Blue Pop pop filter With Blue Yeti

by on February 3, 2011

In my reviewing role at I received a Blue Yeti to review. I really like this microphone, you can read the review on that site. It is a great USB microphone, and they recently released a new Pro version with more features.

I used the mic for a while, and started looking for a pop filter. If you are not familiar with what a pop filter is, it is a screen you put in front of a mic to prevent “pops”. A pop occurs when you are speaking, and essentially blow air into the mic. The pop filter prevents this.

In looking at options, I immediately gravitated to Blue’s own Pop pop filter. However, it is not cheap. The retail price is $79. So I went to Amazon where I received good news and bad news. The good news is that you can get it for under $30 (price fluctuates, I bought it for $27) but the bad news is the reviews were not good.

Most folks liked how the filter worked, but had issues installing it on a Yeti. There are some pretty involved customizations ranging from drilling the Pop’s bracket, to drilling a hole in the Yeti stand.

I was not a fan of any that, but before I moved on I figured I would check with Blue. So I asked @BlueMicrophones on twitter and received a reply that it worked fine, with a picture of it.

So bolstered by this recommendation, and photographic evidence, I purchased the Pop from Amazon. I plan on doing a full review of the filter (with audio samples) for The Gadgeteer, but since that may be a while (I have other things in my queue on that site) I wanted to just focus on fit.

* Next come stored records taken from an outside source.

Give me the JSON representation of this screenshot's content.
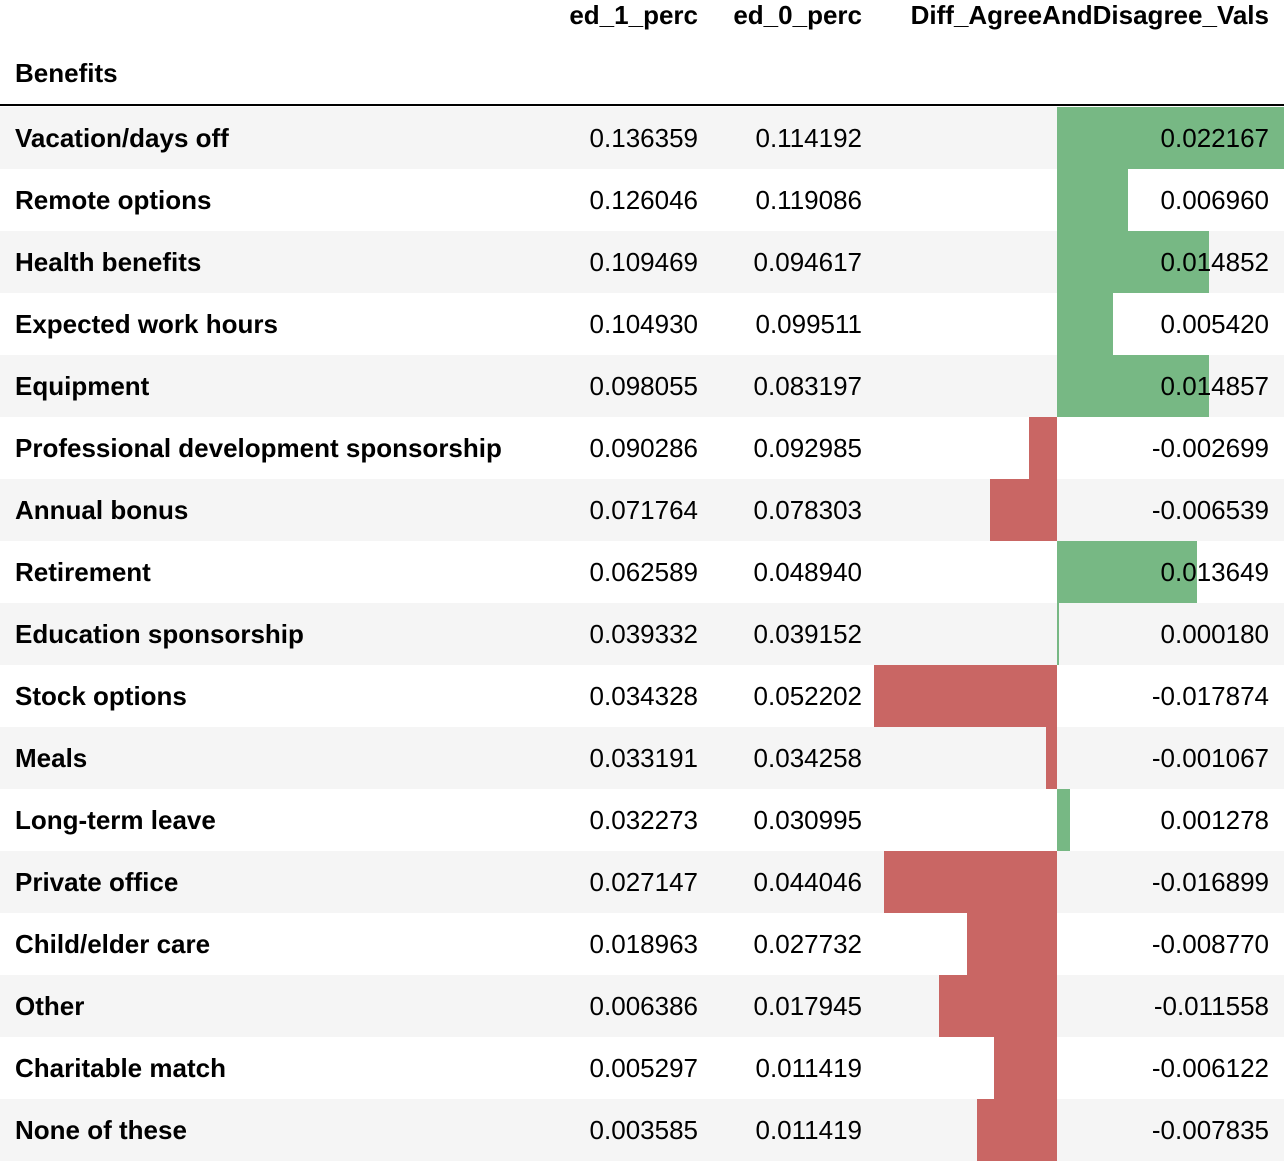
{
  "columns": [
    "ed_1_perc",
    "ed_0_perc",
    "Diff_AgreeAndDisagree_Vals"
  ],
  "index_name": "Benefits",
  "colors": {
    "positive_bar": "#77b884",
    "negative_bar": "#c96664",
    "stripe": "#f5f5f5",
    "plain": "#ffffff"
  },
  "bar_scale": {
    "min": -0.017874,
    "max": 0.022167
  },
  "rows": [
    {
      "label": "Vacation/days off",
      "ed_1_perc": "0.136359",
      "ed_0_perc": "0.114192",
      "diff": "0.022167",
      "diff_value": 0.022167
    },
    {
      "label": "Remote options",
      "ed_1_perc": "0.126046",
      "ed_0_perc": "0.119086",
      "diff": "0.006960",
      "diff_value": 0.00696
    },
    {
      "label": "Health benefits",
      "ed_1_perc": "0.109469",
      "ed_0_perc": "0.094617",
      "diff": "0.014852",
      "diff_value": 0.014852
    },
    {
      "label": "Expected work hours",
      "ed_1_perc": "0.104930",
      "ed_0_perc": "0.099511",
      "diff": "0.005420",
      "diff_value": 0.00542
    },
    {
      "label": "Equipment",
      "ed_1_perc": "0.098055",
      "ed_0_perc": "0.083197",
      "diff": "0.014857",
      "diff_value": 0.014857
    },
    {
      "label": "Professional development sponsorship",
      "ed_1_perc": "0.090286",
      "ed_0_perc": "0.092985",
      "diff": "-0.002699",
      "diff_value": -0.002699
    },
    {
      "label": "Annual bonus",
      "ed_1_perc": "0.071764",
      "ed_0_perc": "0.078303",
      "diff": "-0.006539",
      "diff_value": -0.006539
    },
    {
      "label": "Retirement",
      "ed_1_perc": "0.062589",
      "ed_0_perc": "0.048940",
      "diff": "0.013649",
      "diff_value": 0.013649
    },
    {
      "label": "Education sponsorship",
      "ed_1_perc": "0.039332",
      "ed_0_perc": "0.039152",
      "diff": "0.000180",
      "diff_value": 0.00018
    },
    {
      "label": "Stock options",
      "ed_1_perc": "0.034328",
      "ed_0_perc": "0.052202",
      "diff": "-0.017874",
      "diff_value": -0.017874
    },
    {
      "label": "Meals",
      "ed_1_perc": "0.033191",
      "ed_0_perc": "0.034258",
      "diff": "-0.001067",
      "diff_value": -0.001067
    },
    {
      "label": "Long-term leave",
      "ed_1_perc": "0.032273",
      "ed_0_perc": "0.030995",
      "diff": "0.001278",
      "diff_value": 0.001278
    },
    {
      "label": "Private office",
      "ed_1_perc": "0.027147",
      "ed_0_perc": "0.044046",
      "diff": "-0.016899",
      "diff_value": -0.016899
    },
    {
      "label": "Child/elder care",
      "ed_1_perc": "0.018963",
      "ed_0_perc": "0.027732",
      "diff": "-0.008770",
      "diff_value": -0.00877
    },
    {
      "label": "Other",
      "ed_1_perc": "0.006386",
      "ed_0_perc": "0.017945",
      "diff": "-0.011558",
      "diff_value": -0.011558
    },
    {
      "label": "Charitable match",
      "ed_1_perc": "0.005297",
      "ed_0_perc": "0.011419",
      "diff": "-0.006122",
      "diff_value": -0.006122
    },
    {
      "label": "None of these",
      "ed_1_perc": "0.003585",
      "ed_0_perc": "0.011419",
      "diff": "-0.007835",
      "diff_value": -0.007835
    }
  ]
}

Installing the filter is a breeze. Here is a side view of the filter mounted on the Yeti:

The only issue with this method, is that it does somewhat restrict how far back the mic can tilt. Here it is at maximum tiltage (is that a word?):

I honestly do not see this as being a big issue. I can’t imagine wanting to tilt it any farther. Not sure why this escaped the reviewers on Amazon, though some pictures showing how to install it would have been nice. There is almost no documentation. Now, for pro audio folks, that is probably not necessary, but for rubes (like me) it would help.

It’s not perfect. They obviously thought through the design to prevent damaging your equipment. Here is a close-up of the mounting bracket. Notice the plastic end of the screw and the pad in the bracket.

Unfortunately the pad does not extend all the way to the edge. The rail you mount the filter on the Yeti is curved:

As a result you get some metal-on-metal action on the edge of the bracket. I am not ruling out that the damage was due to over-zealous tightening on my part, but it did leave a mark, well, actually 2 marks:

Not a huge deal, but I would caution restraint in tightening.

There were also comments that the gooseneck did not hold up the filter well. I had absolutely no issue with that. The only thing I can think of there is that they were moving it, causing the screw on the bracket to loosen, and failing to re-tighten the screw. It’s just a matter of physics that when you essentially rotate the connector on the bracket, it can loosen. So use two hands, tighten, and you should have no issues.

I am very happy with the purchase, the filter works great, and I had no issues installing it. If you have a Yeti I can whole-heartedly recommend this accessory.